Bauchschmerzen habe ich immer dann, wenn ich Briefe von Menschen lese, die nicht an mich gerichtet sind. Selbst wenn solche Briefe einer breiten Öffentlichkeit zugänglich gemacht wurden, habe ich stets den Eindruck in die Privatsphäre von Menschen einzudringen, deren Zustimmung ich dazu nicht erhalten habe. Beim vorliegenden Buch war die intellektuelle Neugierde stärker als meine Vorbehalte. Meine Exkulpationsversuche wollten natürlich nicht greifen: "Wenn Karasek seine Neugierde auslebt, dann darf ich das auch." Nein, dann darf ich es noch lange nicht. Ich darf es nur, wenn mein Gewissen sein Einverständnis dazu gibt. Das ist allerdings nicht geschehen. Ich habe mich über mein Gewissen hinweg gesetzt, weil die abgedruckten Briefe und die Hintergrundinformationen von Hans Pöllmann und Sonja Wild mich einfach zu sehr interessieren, als dass ich meinen Grundsätzen treu bleiben könnte. Also halte ich es mit Oscar Wilde: "Mir sind Menschen lieber als Grundsätze und grundsatzlose Menschen überhaupt das Liebste auf Erden." Wie schön, Oscar Wilde mag mich ob meiner Handlungsweise. Alles ist gut.:-))

Dieses Buch enthält insgesamt 30 Briefe, mittels denen Hellmuth Karasek, er hat sie herausgegeben, bezweckt, das Leben zu zeigen.


Dem Klappentext ist zu entnehmen, dass die Briefe als hochwertige Faksimiles abgedruckt und in Druckschrift wiedergegeben sind. Man hat sie zeitgeschichtlich eingeordnet und um die Lebensläufe und Porträtbilder der Briefeschreiber und Empfänger ergänzt.

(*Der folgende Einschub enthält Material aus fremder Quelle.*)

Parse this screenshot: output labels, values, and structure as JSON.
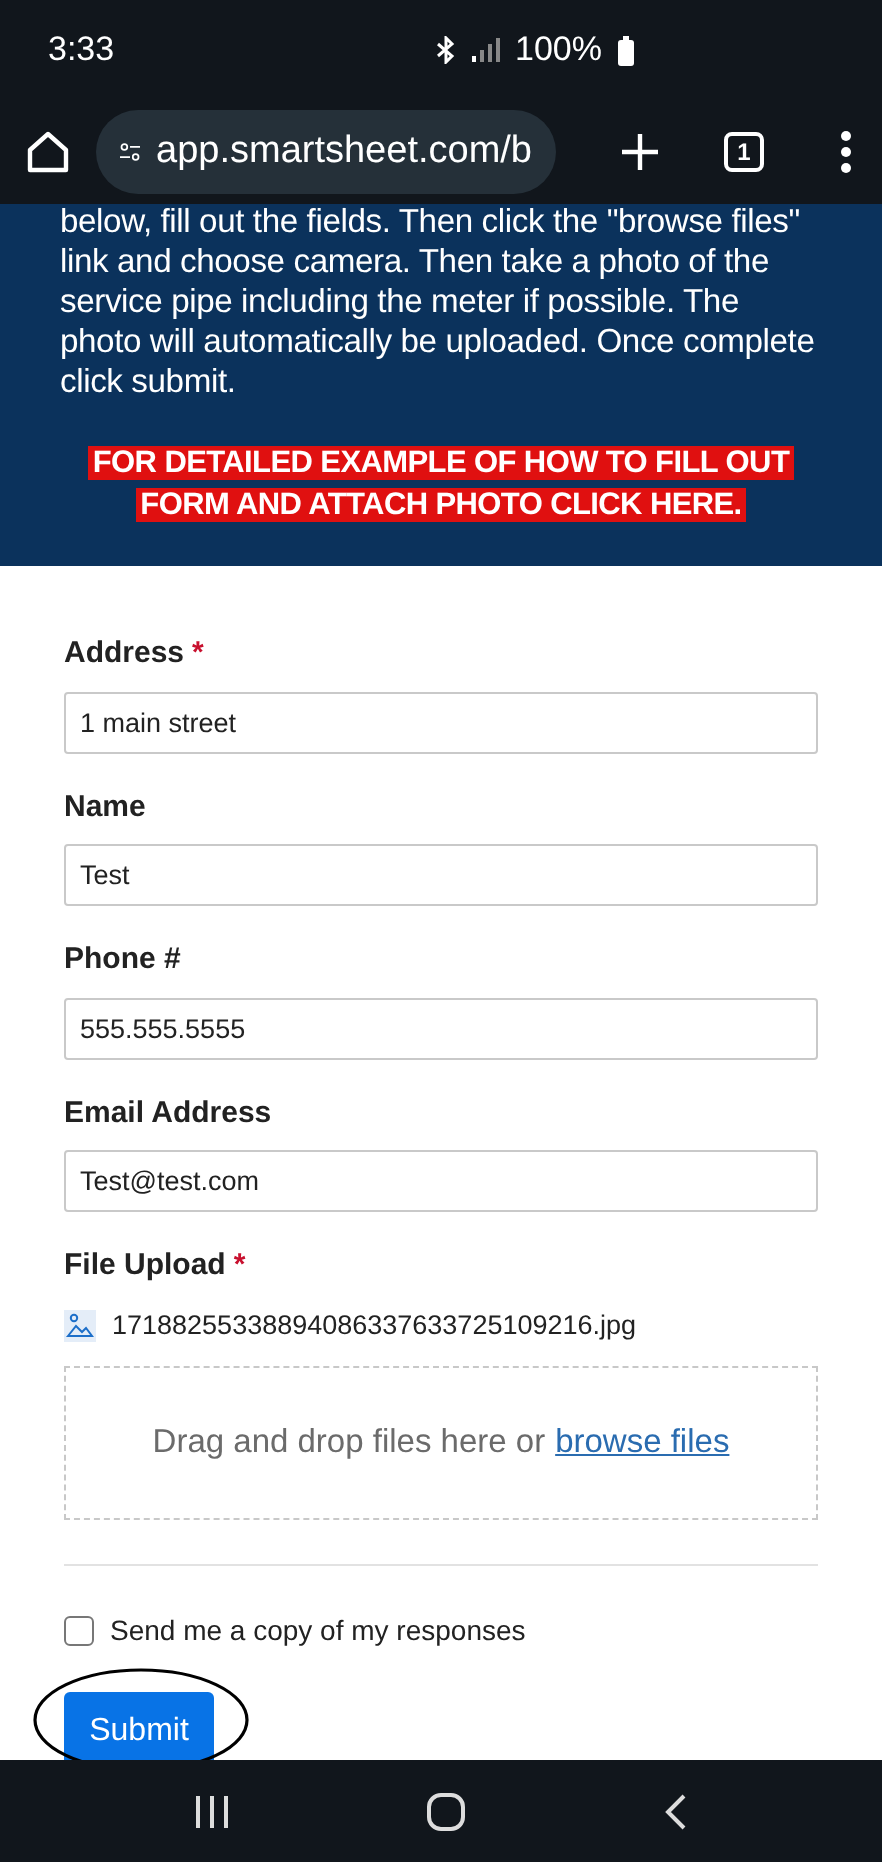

Das Vorwort hat Jürgen Gerdes, der Konzernvorstand Brief Deutsche Post DHL verfasst. Die Einleitung stammt von Hellmuth Karasek, der über den tieferen Sinn von Briefen nachdenkt und zunächst vom wohl ältesten Brief des Welt schreibt, einem 2,8 Zentimeter messenden, ein Zentimeter dicken Fragment, das etwa 3400 Jahre alt ist. Karasek weiß, dass derjenige, der an Briefe denkt, zuerst Liebesbriefe im Sinn hat, Dokumente der Vertraulichkeit und der Freundschaft, die weite Strecken überwinden müssen. Briefe dienen, so der Literaturkritiker, dem Fernverkehr, "sie überbrücken Distanz und sie schaffen Distanz", (vgl: S. 9 u.10).

Die Briefe im Buch sind von ihrem Wesen her ganz unterschiedlich. Der Briefwechsel zwischen Konrad Adenauer und Theodor Heuss aus dem Jahre 1952 ist gesellschaftspolitischer Natur. Es geht um die National-Hymne.


Otto von Bismark bittet Heinrich von Puttkammer um die Hand seiner Tochter. Wie man erfährt soll der Brautvater zögerlich reagiert haben. Doch schließlich wurde das Edelfräulein von Puttkammer seine Frau. Bismarck soll wegen seiner Ehe viele Eskapaden gehabt haben, die von Johanna geduldet wurden. Diese Hintergrundinformation verdeutlicht mir mal wieder, wie sehr sich die Gefühle von Menschen ändern können und das nichts im Leben von Bestand ist.

Es ist unmöglich im Rahmen der Rezension alle Briefe zu beleuchten, obschon es eine interessante Aufgabe wäre. Der Brief, den Friedrich der Große an Voltaire schrieb, ist in französischer Sprache und in der deutschen Übersetzung abgedruckt. Wie man liest, soll die Brieffreundschaft der beiden besser als die persönliche Beziehung gewesen sein.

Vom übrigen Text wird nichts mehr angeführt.